The House in Laval West
71, 16th Ave. later changed to. . . 1901, 35th Ave.
In 1955, we were living in Montreal. Mom and Dad, Michael (3 years old), me (2 years old) and Gerry (baby).
Dad was without a car since selling the Cadillac several years previous and he made an offer on a brand new 1955 Chevrolet. The dealer wanted $2,400.00 and he was offering $1,900.00. The dealer negotiated down to $2,100.00, but would not go any lower. At this point, Dad made an offer on a house instead. He offered $5,900.00 on a little house in Laval West and before long, we moved in. Dad still worked at Marconi, so he commuted with a neighbour friend. There was a big back yard and a ‘bush’ next door. We were always outside.
The house was a ‘converted’ summer place. Except it wasn’t converted. There was precious little insulation in the walls and ceiling, no central heat and no hot water. My grandfather visited and remarked; “There’s going to be some cold asses in here this winter”. He was right.
The first few years, Mom and Dad heated the house with the kitchen stove. It was an old oil-burning stove which operated with glass carboys (glass 5-gallon bottles of oil turned upside-down in a ‘receiver’ at the back of the stove). There was a 200-gallon oil tank outside at the back of the house, but it was not connected to the stove. We filled the glass jars from the tank. When we ran out of oil, we could purchase five gallons at a local store. They had a coin-operated machine and we would sometimes fetch oil in a carboy pulled along on a little wagon.
The oil stove was in the kitchen and there was no other heat source in the house. You can imagine how cold it got in the bedrooms. On really cold nights, Mom and Dad would take turns tending the stove. They wouldn’t go to sleep while the stove was lit. They had witnessed their share of house fires and it was one thing that terrified them.
It was cold. Very cold. I can remember the floor feeling like ice. However, we don’t seem to have suffered any ill-effects and, according to Mom, we were all pretty healthy. As kids, we always had flannel pyjamas. I suppose that helped.
The water pipes would freeze. Mom would melt snow in big pots on the stove. We would sometimes get water from the ‘summer’ places across the street. They had a hand pump over the outside well.
After a few years, Dad contracted a guy to put in a furnace. It was amazing. The house was warm. Even in the bedrooms. He didn’t have an easy time of it though. The poor guy had to crawl around the cellar on his stomach on the dirt floor and he had to hang the furnace sideways from the floor joists.

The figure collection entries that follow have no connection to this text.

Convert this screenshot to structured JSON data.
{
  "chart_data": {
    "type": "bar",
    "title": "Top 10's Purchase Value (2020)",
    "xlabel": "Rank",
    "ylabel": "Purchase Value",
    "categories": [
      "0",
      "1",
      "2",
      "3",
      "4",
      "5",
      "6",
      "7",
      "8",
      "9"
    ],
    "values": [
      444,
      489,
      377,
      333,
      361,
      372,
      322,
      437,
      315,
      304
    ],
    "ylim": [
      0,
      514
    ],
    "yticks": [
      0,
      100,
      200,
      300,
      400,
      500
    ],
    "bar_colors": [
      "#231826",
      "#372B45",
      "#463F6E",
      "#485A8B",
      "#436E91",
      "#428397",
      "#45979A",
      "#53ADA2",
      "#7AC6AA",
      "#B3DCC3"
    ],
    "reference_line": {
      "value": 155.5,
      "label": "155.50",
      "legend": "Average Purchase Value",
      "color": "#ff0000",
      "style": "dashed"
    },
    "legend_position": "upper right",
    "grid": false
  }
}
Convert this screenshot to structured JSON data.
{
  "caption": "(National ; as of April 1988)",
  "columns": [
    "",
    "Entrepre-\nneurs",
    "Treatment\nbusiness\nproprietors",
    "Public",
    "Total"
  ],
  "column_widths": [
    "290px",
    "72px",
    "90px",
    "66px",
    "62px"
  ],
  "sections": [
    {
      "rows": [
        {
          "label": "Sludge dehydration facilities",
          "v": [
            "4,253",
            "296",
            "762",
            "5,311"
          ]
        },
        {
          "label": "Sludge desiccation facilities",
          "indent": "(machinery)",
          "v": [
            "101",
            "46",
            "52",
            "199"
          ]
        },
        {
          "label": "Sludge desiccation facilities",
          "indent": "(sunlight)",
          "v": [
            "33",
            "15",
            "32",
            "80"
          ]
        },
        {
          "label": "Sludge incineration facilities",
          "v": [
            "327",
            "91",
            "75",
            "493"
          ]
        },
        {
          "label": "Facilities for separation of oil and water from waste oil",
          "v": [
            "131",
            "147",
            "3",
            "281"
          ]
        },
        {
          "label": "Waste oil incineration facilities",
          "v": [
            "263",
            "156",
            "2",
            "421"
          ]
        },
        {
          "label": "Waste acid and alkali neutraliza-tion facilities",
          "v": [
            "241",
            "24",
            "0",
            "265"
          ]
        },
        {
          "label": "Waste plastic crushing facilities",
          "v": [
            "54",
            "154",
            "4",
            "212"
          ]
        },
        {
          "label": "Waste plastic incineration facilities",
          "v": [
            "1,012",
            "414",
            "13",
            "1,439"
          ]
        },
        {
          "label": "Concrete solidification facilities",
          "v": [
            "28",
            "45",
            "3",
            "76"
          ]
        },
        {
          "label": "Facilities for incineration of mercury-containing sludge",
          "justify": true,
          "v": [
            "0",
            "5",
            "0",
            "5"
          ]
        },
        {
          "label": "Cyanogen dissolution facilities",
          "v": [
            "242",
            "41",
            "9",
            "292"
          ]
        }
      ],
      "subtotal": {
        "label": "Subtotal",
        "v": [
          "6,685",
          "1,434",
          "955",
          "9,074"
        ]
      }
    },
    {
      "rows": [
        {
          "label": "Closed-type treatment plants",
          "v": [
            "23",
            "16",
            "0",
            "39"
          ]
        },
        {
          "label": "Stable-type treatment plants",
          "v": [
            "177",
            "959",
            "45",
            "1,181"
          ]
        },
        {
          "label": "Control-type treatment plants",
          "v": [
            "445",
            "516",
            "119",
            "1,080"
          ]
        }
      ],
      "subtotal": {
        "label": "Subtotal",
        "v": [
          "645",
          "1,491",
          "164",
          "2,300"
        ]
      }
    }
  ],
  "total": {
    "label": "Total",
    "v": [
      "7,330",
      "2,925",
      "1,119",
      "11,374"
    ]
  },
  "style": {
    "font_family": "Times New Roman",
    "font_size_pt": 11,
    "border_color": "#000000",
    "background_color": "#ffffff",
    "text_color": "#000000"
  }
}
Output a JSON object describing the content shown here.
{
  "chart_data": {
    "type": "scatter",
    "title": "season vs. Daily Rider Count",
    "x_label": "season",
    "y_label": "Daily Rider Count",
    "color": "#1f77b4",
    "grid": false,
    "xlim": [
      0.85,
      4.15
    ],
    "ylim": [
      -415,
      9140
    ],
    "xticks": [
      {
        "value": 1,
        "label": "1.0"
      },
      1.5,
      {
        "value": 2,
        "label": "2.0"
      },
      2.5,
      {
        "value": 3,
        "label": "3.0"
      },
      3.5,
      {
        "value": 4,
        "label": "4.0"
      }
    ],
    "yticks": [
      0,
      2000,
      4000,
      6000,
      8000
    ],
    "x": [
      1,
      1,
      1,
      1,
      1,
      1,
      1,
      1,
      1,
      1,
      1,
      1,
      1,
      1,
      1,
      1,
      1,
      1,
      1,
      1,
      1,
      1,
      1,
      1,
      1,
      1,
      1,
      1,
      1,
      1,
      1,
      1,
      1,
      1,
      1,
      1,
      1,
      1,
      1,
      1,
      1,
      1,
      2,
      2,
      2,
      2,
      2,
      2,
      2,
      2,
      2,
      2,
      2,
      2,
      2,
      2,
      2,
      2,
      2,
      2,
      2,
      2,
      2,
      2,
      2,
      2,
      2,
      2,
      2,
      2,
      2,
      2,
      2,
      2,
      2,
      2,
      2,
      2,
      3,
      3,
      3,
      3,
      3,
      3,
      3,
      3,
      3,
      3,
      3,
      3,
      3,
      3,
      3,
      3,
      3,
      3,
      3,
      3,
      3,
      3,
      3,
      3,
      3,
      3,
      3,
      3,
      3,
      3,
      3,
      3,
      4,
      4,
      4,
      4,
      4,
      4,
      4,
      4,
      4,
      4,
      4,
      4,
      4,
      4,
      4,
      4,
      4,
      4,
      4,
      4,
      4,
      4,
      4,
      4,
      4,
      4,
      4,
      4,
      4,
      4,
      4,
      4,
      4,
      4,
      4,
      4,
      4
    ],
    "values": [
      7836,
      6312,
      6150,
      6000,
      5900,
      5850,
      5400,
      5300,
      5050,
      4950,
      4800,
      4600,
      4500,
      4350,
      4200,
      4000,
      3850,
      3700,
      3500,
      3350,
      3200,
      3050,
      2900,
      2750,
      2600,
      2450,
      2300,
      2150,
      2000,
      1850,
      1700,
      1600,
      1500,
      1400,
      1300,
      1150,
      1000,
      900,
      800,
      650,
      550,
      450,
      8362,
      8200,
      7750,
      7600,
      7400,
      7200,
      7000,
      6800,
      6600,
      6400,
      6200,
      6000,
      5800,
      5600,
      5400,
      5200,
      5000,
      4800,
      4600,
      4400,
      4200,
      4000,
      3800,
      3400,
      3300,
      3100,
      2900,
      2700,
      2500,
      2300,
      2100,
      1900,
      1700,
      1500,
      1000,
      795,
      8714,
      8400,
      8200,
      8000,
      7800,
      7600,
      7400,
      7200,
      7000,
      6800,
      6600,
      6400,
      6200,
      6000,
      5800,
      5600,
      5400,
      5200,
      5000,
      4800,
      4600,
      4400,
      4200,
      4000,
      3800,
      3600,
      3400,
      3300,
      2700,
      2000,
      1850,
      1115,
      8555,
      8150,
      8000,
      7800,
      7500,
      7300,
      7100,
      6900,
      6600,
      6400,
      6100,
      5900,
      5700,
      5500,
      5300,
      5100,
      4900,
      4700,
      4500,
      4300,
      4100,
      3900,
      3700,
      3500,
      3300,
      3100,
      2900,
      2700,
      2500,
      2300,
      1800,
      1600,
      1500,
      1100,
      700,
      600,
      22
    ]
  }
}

In later years, the thermostat gave us trouble. The furnace wouldn’t start unless the thermostat was jostled a bit. When it got cold in the house, we would thump on the wall near the thermostat to get the furnace to fire up. I can remember Dad calling out from his chair in the living room, “bang the wall!”
Several years later, my folks hired a carpenter and he built a small extension on the bathroom for a bathtub. We lived there until I was twenty (1973) and the house never had a hot water tank. For bathing, dishes and laundry (wringer washer), we would heat water in big pots on the stove.
I am not complaining here, just explaining what it was. The house, as I remember it, was a comfortable and happy home for our family of eight, even though it was a two bedroom bungalow with one bathroom. I grew up there. So did my sister and four brothers.
The house had a ‘summer kitchen’ and that was converted to a bedroom for my sister. My four brothers and I shared the two bedrooms. Mom and Dad converted half of the long living room into their bedroom.
Mom worked hard at keeping the place in good repair and she was more than capable.
All-in-all, it was a great place to grow up.